The artworks had all belonged to her and it was the first time such a large portion of the collection was exhibited. The only surviving piece was Uomo/Donna (1960-61). At a press conference, concern was expressed that the other items may already have been melted down for their gold.

The thieves entered the museum, which sits within an amphitheatre on the Vittorio degli Italiani estate, via a bathroom in one of the dressing rooms. The sink was uprooted using a sledgehammer, leaving a hole in the wall that opened into the museum. Once inside, the perpetrators used the sledgehammer to break the glass cases the held Mastroianni’s treasures.

Installation of works by Italian sculptor Umberto Mastroianni at Museo d’Annunzio Segreto at the Vittoriale degli Italiani in northern Italy. Image courtesy of Vittoriale degli Italiani.

When the managers of the Vittoriale arrived to open the exhibition the next morning, they found the exhibition almost empty. In total, 48 pieces were plundered from the museum, including brooches, rings, and jewels produced between the 1950s and 1990s. Nothing from the permanent collection was taken, including very valuable Buccellati jewels showcased nearby.

The heist is being investigated by Italy’s Carabinieri of the Command for the Protection of Cultural Property, one of the world’s best units for protecting art and other cultural heritage.

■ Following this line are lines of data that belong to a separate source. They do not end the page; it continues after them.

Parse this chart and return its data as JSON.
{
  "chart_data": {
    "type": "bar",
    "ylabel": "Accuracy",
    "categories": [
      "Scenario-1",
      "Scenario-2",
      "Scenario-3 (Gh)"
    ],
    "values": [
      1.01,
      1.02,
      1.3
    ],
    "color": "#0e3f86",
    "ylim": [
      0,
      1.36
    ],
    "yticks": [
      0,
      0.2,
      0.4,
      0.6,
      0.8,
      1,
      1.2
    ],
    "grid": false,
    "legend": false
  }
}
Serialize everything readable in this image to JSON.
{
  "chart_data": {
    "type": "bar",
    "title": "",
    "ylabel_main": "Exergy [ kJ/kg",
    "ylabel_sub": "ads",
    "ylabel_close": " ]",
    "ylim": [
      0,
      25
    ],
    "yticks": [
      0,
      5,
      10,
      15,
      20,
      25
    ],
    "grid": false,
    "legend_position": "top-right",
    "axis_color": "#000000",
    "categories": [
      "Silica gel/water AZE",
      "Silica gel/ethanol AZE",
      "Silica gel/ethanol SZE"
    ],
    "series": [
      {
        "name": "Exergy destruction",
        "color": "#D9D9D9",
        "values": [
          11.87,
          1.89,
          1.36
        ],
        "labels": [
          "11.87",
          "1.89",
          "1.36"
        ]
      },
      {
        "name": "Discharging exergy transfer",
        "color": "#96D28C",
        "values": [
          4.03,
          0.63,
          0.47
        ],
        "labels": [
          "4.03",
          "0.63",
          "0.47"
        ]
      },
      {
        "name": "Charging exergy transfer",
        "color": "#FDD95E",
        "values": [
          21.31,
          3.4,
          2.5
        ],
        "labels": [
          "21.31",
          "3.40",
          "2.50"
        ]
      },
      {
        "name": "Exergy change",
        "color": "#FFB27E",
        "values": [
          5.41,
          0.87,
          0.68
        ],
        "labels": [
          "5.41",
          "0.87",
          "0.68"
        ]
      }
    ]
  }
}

They are combing through surveillance footage around the estate and nearby town of Gardone Riviera.

“To their credit, the thieves demonstrated great professionalism,” the Vittoriale degli Italiani’s president Giordano Bruno Guerri admitted, according to Garda Post. “Our alarm systems are very extensive and already of the highest level, we were evidently hit by an ultra-specialized gang.”

The Museo d’Annunzio Segreto was founded in 2010. It presents private items like clothes, archival documents, and furniture once owned by the Italian poet Gabriele d’Annunzio whose fascist ideals were an influence on Mussolini.

The museum also hosts temporary exhibitions, including “Like A Hot And Fluid Gold, The Golds of Umberto Mastroianni,” which opened on December 30, 2023 and was due to close on March 8, just two days after the theft took place. In its place, the museum has just opened a new exhibition dedicated to the 20th century Futurist artist Umberto Boccioni, which features 12 works recently discovered by curator Alberto Dambruoso and therefore never before seen in public.